THUNDER BAY -- Northwood's city councilor isn't deterred over the province rejecting a $500,000 request to help save the Centennial Botanical Conservatory.
Shelby Ch'ng believes the movement behind the conservatory has strength down to its roots.
"Whatever my people want, my people get," Ch'ng said.
"Whatever Northwood -- whatever my constituents -- want and want me to push for, that’s what I’m going to push for. And it makes sense. People want to feel good in their city and things like flowers and parks, people connecting with the outdoors. It brings people together in a way that little else could.
"This is important to them and it's important to me."
The Ontario Trillium Foundation rejected the application to its Ontario 150 program in favour of other projects. The parallel federal infrastructure program in recognition of Canada's 150th anniversary has yet to announce successful applications but the conservatory was the city's top priority and was counting on both streams.
The rejection puts the $2-million conservatory renewal in a challenging position.
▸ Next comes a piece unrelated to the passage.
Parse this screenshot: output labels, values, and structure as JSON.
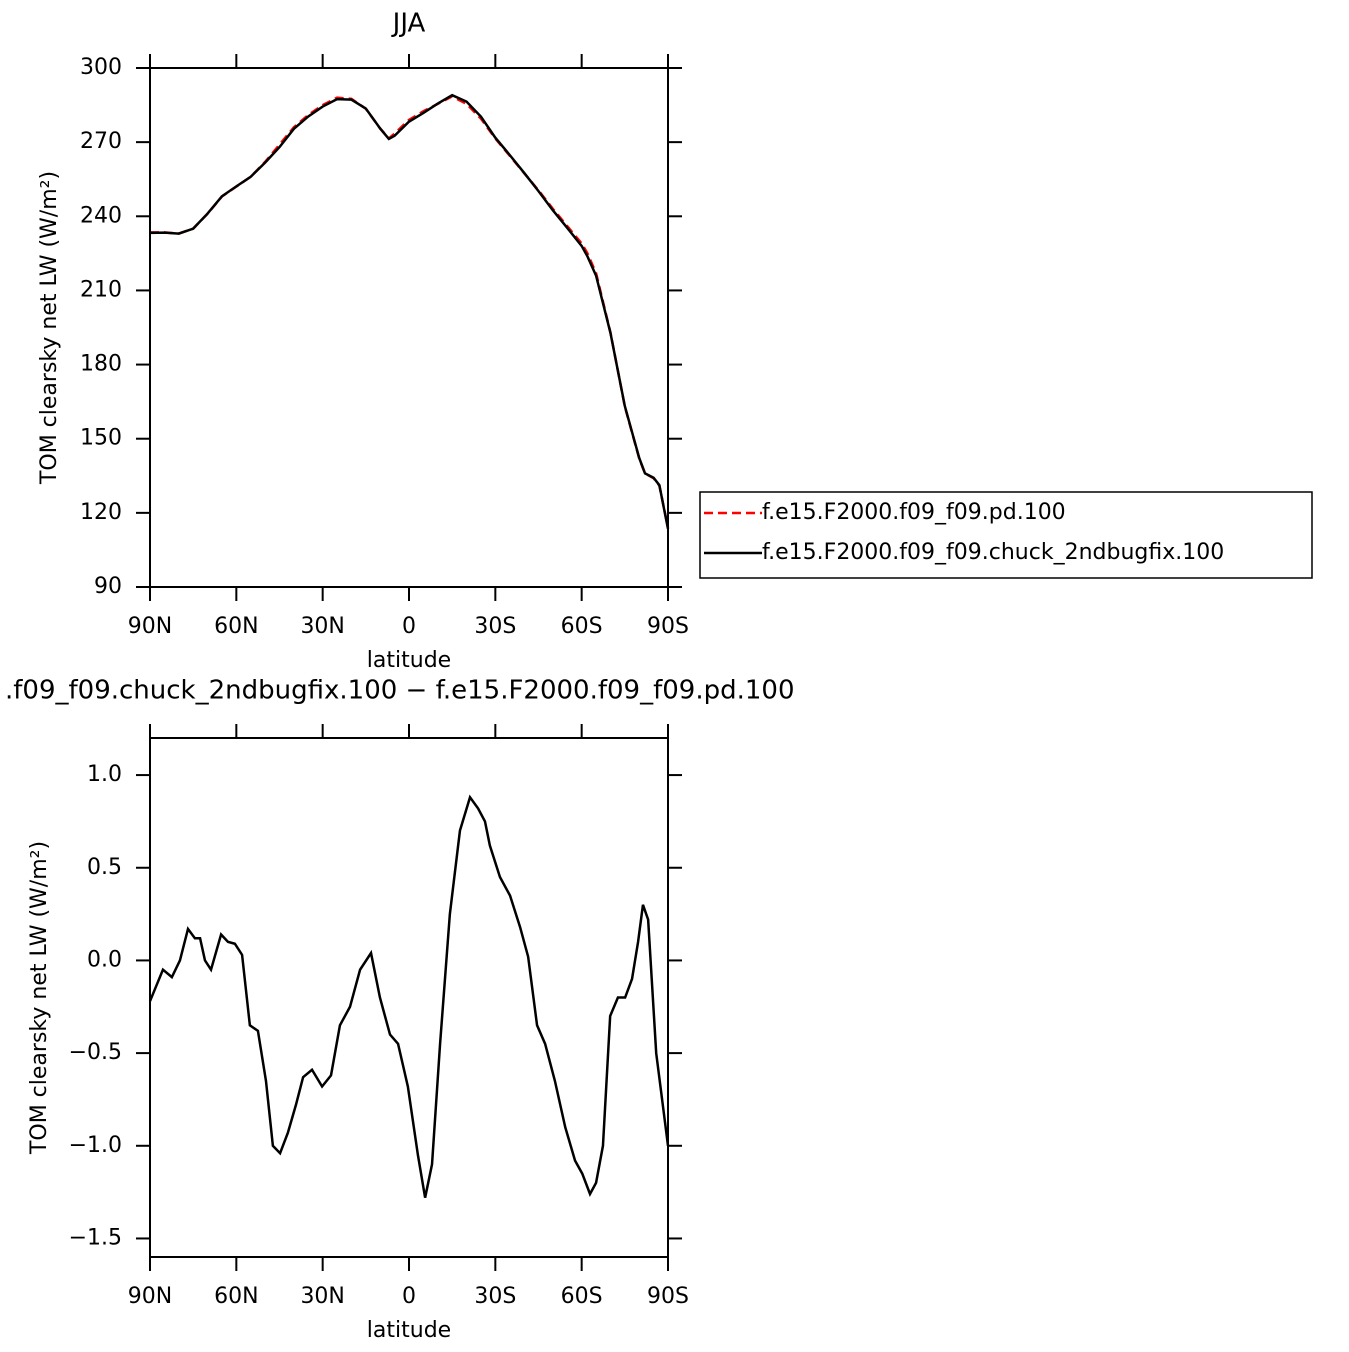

A tender is out for a study that will determine whether there's a business case to repair the building whose greenhouses have grown the flowers for the city's public gardens.
The municipality will set its 2017 budget in the meanwhile, leaving a question mark over how much money is needed from the city to fund the project.
“We were counting on this funding to move forward so we could leverage it out of Renew Thunder Bay but just to ask Renew Thunder Bay to foot the bill for the entire thing might be premature at this point,” Ch'ng said.
The building constructed in 1967 for Canada's centennial anniversary has seen almost no investment since. Falling glass led to its temporary closure in 2013 and doubt over its future.
The Friends of the Conservatory's efforts to bolster visitation since it re-opened were instrumental in making it a top infrastructure priority this year. Its executive was the only organization to attend the first pre-budget deputation session in November.
The weight of that public pressure is a strong force in the discussion, Ch'ng explained. While she said she's not stepping back, she's not pushing forward either.
"The water’s trying to find a place downhill and there’s blocks in the way. It’s all going to go at some point.”